Smurfs: The Lost Village
The Smurfs are back and with an all-star cast including Julia Roberts, Ariel Winter, Joe Manganiello, Ellie Kemper, Demi Lovato and Meghan Trainor. The family feature, directed by Kelly Asbury, delivers a feminist angle along with entertainment that film critic Frank Scheck wrote should “please its target audience” of young children.
Going in Style
Michael Caine, Morgan Freeman and Alan Arkin play struggling retirees who turn to larceny after their pensions are dissolved. Helmer Zach Braff’s comedy is an updated version of the 1979 film starring George Burns, Art Carney and Lee Strasberg. Film critic Sheri Linden writes in her review that although the film revolves around a bank heist, “the real crime in Going in Style is its waste of acting talent.”
The Case for Christ
An investigative reporter and atheist sets out to disprove his wife’s newfound faith in the indie film, which is based on Lee Strobel’s best-selling book.
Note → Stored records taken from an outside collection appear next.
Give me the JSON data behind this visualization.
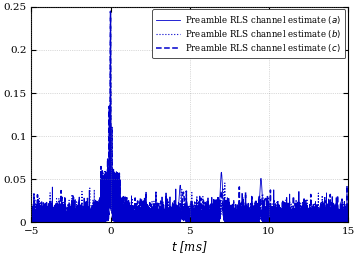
{
  "title": "",
  "xlabel": "$t$ [ms]",
  "ylabel": "",
  "xlim": [
    -5,
    15
  ],
  "ylim": [
    0,
    0.25
  ],
  "yticks": [
    0,
    0.05,
    0.1,
    0.15,
    0.2,
    0.25
  ],
  "xticks": [
    -5,
    0,
    5,
    10,
    15
  ],
  "line_color": "#0000CC",
  "legend_labels": [
    "Preamble RLS channel estimate $(a)$",
    "Preamble RLS channel estimate $(b)$",
    "Preamble RLS channel estimate $(c)$"
  ],
  "line_styles": [
    "-",
    ":",
    "--"
  ],
  "background_color": "#ffffff",
  "grid_color": "#888888"
}
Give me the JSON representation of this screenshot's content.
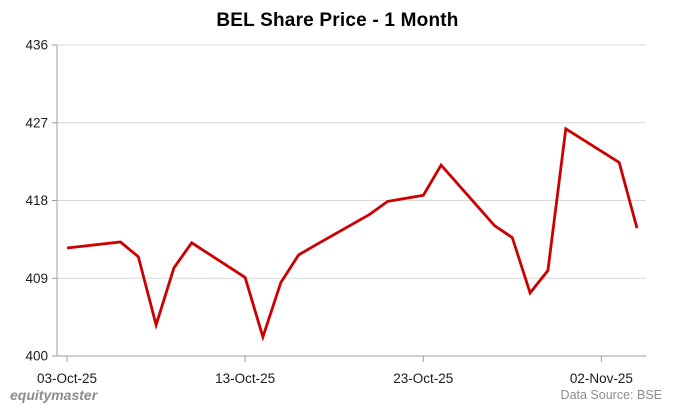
{
  "colors": {
    "line": "#cc0000",
    "grid": "#d9d9d9",
    "axis": "#9e9e9e",
    "tick_label": "#1a1a1a",
    "muted_text": "#8c8c8c",
    "background": "#ffffff"
  },
  "footer": {
    "brand": "equitymaster",
    "data_source": "Data Source: BSE"
  },
  "chart_data": {
    "type": "line",
    "title": "BEL Share Price - 1 Month",
    "series_name": "BEL Share Price",
    "xlabel": "",
    "ylabel": "",
    "ylim": [
      400,
      436
    ],
    "y_ticks": [
      436,
      427,
      418,
      409,
      400
    ],
    "grid": "horizontal",
    "legend": "none",
    "line_color": "#cc0000",
    "x_ticks": [
      {
        "label": "03-Oct-25",
        "day": 0
      },
      {
        "label": "13-Oct-25",
        "day": 10
      },
      {
        "label": "23-Oct-25",
        "day": 20
      },
      {
        "label": "02-Nov-25",
        "day": 30
      }
    ],
    "points": [
      {
        "date": "03-Oct-25",
        "day": 0,
        "value": 412.5
      },
      {
        "date": "06-Oct-25",
        "day": 3,
        "value": 413.2
      },
      {
        "date": "07-Oct-25",
        "day": 4,
        "value": 411.5
      },
      {
        "date": "08-Oct-25",
        "day": 5,
        "value": 403.6
      },
      {
        "date": "09-Oct-25",
        "day": 6,
        "value": 410.2
      },
      {
        "date": "10-Oct-25",
        "day": 7,
        "value": 413.1
      },
      {
        "date": "13-Oct-25",
        "day": 10,
        "value": 409.1
      },
      {
        "date": "14-Oct-25",
        "day": 11,
        "value": 402.2
      },
      {
        "date": "15-Oct-25",
        "day": 12,
        "value": 408.5
      },
      {
        "date": "16-Oct-25",
        "day": 13,
        "value": 411.7
      },
      {
        "date": "17-Oct-25",
        "day": 14,
        "value": 412.9
      },
      {
        "date": "20-Oct-25",
        "day": 17,
        "value": 416.4
      },
      {
        "date": "21-Oct-25",
        "day": 18,
        "value": 417.9
      },
      {
        "date": "23-Oct-25",
        "day": 20,
        "value": 418.6
      },
      {
        "date": "24-Oct-25",
        "day": 21,
        "value": 422.1
      },
      {
        "date": "27-Oct-25",
        "day": 24,
        "value": 415.1
      },
      {
        "date": "28-Oct-25",
        "day": 25,
        "value": 413.7
      },
      {
        "date": "29-Oct-25",
        "day": 26,
        "value": 407.3
      },
      {
        "date": "30-Oct-25",
        "day": 27,
        "value": 409.9
      },
      {
        "date": "31-Oct-25",
        "day": 28,
        "value": 426.3
      },
      {
        "date": "03-Nov-25",
        "day": 31,
        "value": 422.4
      },
      {
        "date": "04-Nov-25",
        "day": 32,
        "value": 414.8
      }
    ]
  }
}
Mike Vogel, Erika Christensen, Faye Dunaway and Robert Forster star.
Chris Evans takes a break from playing Captain America to star in Marc Webb’s comedy-drama about a single father fighting for custody of his 7-year-old child genius niece. McKenna Grace, Jenny Slate and Octavia Spencer also star. Scheck writes, “despite its recycled tropes, the comedy-drama manages to be both funny and moving even if its emotional manipulations are fully apparent.”
Anne Hathaway can now cross making a monster film off her list. The actress stars in Neon’s film about an out-of-work girl who leaves her New York partying lifestyle to battle a giant Godzilla-like creature in South Korea. Film critic John DeFore writes in his review, “The cast’s likability keeps us on board, watching the sometimes baffling behavior onscreen just like those on the streets of Seoul, who gape up at a monster in horror but can’t make themselves flee to the suburbs.”